Review: "Bedlam" by Christopher Brookmyre


I have a feeling this is going to divide Brookmyre's fans (again).

It's a full blooded science fiction story, akin to last book but two Pandaemonium rather than the more recent "straight" crime fiction.  Indeed, there's a case for saying that in narrative terms, this book picks up almost where Pandaemonium left off - with a character flung unexpectedly form this world into another reality, albeit that of a violent video game rather than a violent parallel universe.

So begins a breakneck narrative as Ross, a browbeaten Scottish techie with a Dilbertish outlook, tries to find out what has happened and how he can get back to familiar, damp Stirling and his girlfriend Carol. He soon discovers that there's more going on than a simple brain scanner accident, and that events inside and outside the game are threatening its reality: a Corruption is spreading...

It is an exciting story, interspersing chases, combat, philosophy (are we all in a simulation?) and ethical debate (if the simulated inhabitants of a game are sophisticated enough, does that make them human? If so, what rights should they have?) The plot is intricate and, for the first half of the book, pretty baffling, turning on a few unexpected reveals which it would spoil to say much more about. But everything does become clear in the end (perhaps there is a bit too much exposition in the final 20 pages or so) and - no surprise - it turns out to have been very deftly put together.

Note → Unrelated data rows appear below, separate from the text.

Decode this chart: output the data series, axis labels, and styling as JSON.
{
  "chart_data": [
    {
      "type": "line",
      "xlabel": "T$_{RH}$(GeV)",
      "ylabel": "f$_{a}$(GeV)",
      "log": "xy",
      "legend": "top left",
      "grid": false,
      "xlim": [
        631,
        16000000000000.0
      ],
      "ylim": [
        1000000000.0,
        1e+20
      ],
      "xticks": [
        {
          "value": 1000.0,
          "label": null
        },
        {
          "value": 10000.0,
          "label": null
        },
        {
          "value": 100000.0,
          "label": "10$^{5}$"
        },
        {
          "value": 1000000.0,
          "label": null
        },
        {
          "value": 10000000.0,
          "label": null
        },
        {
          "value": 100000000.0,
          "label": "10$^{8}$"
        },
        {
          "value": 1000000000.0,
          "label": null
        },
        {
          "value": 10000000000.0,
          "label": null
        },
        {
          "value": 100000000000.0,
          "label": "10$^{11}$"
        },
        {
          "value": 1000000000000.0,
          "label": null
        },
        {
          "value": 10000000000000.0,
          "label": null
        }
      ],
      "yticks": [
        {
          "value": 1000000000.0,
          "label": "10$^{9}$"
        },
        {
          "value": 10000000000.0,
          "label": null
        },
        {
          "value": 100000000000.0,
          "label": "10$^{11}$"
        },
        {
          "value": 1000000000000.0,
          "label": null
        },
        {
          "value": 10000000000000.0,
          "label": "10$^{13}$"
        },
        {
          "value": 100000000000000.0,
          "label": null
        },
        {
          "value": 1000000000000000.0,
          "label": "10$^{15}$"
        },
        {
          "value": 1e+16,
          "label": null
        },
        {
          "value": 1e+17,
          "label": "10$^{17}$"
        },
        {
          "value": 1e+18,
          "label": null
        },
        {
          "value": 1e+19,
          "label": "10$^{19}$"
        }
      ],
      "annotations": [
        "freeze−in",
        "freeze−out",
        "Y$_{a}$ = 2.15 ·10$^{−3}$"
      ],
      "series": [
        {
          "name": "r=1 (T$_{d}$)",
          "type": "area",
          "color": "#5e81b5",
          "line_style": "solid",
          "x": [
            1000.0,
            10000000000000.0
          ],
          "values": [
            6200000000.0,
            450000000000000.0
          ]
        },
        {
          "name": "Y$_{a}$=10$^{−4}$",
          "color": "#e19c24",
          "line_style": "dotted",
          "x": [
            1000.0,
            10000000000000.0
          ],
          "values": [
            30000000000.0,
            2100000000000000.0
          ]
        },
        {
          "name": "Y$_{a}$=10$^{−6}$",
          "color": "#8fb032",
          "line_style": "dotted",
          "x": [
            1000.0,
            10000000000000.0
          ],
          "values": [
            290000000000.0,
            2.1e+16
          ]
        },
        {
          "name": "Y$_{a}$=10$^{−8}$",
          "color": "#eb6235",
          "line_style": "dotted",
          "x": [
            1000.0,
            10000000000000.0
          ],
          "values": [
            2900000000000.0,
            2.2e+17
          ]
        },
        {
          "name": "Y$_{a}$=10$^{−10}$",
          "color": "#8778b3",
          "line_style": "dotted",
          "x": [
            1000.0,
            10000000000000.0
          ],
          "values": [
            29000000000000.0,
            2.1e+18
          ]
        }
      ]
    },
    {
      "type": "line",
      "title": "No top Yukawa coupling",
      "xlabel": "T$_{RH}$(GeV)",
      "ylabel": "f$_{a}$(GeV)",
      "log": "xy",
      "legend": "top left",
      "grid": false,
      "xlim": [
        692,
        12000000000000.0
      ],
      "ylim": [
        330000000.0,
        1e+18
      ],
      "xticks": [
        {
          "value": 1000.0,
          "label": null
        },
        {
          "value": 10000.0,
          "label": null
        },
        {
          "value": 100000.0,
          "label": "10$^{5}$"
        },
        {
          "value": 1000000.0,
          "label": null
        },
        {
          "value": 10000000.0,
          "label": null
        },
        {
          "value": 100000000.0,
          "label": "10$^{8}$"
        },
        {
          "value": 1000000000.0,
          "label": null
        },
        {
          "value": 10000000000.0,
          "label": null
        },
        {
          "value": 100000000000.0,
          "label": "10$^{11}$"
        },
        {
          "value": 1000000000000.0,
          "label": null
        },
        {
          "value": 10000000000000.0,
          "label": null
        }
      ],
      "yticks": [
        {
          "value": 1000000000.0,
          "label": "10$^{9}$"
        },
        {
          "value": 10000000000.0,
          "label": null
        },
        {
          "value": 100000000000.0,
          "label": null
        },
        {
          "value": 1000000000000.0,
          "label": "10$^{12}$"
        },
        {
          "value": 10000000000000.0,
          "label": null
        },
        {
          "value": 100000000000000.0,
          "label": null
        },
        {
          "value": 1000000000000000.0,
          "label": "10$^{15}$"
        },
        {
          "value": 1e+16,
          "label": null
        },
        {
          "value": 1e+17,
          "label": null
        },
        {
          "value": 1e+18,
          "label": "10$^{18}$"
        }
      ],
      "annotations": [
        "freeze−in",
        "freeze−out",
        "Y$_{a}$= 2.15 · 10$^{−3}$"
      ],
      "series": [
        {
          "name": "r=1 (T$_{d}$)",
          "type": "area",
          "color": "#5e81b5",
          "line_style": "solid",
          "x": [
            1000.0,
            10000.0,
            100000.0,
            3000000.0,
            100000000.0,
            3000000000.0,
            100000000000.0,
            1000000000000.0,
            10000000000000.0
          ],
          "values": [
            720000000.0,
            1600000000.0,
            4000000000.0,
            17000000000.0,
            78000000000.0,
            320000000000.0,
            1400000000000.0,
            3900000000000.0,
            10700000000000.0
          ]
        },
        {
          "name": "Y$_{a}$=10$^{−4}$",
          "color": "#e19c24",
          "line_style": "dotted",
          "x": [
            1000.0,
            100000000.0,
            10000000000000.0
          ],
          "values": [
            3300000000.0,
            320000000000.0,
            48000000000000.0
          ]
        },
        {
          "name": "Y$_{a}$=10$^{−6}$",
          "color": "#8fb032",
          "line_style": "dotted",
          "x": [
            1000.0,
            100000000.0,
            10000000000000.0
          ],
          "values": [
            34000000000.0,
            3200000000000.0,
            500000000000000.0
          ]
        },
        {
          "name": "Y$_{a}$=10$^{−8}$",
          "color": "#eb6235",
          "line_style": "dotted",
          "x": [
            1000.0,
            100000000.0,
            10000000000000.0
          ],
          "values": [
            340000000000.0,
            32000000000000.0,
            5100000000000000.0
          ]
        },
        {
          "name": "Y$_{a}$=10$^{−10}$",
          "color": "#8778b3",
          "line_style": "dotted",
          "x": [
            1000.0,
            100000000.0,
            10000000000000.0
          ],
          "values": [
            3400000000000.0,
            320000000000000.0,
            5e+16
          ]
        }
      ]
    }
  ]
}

I enjoyed this book. Brookmyre shows his knowledge of 80s and 90s video games, moving Ross through a succession of different game milieux from first person shooters to platform games to a warped version of The Sims - yet as a non-gamer I never felt left out of baffled. (If I were "Daily Mail" reader, I might have felt got at by one section...)

Philosophically, it felt as though he was joining in an ongoing discussion among Scottish based SF writers about the "simulation hypothesis" and its consequences, coming after books such as Ken MacLeod's The Restoration Game and Charles Stross's The Rapture of the Nerds.

In a postscript, Brookmyre hopes readers will find this venture into SF proper worthwhile - so do I, because it would be a shame if there were no more like this.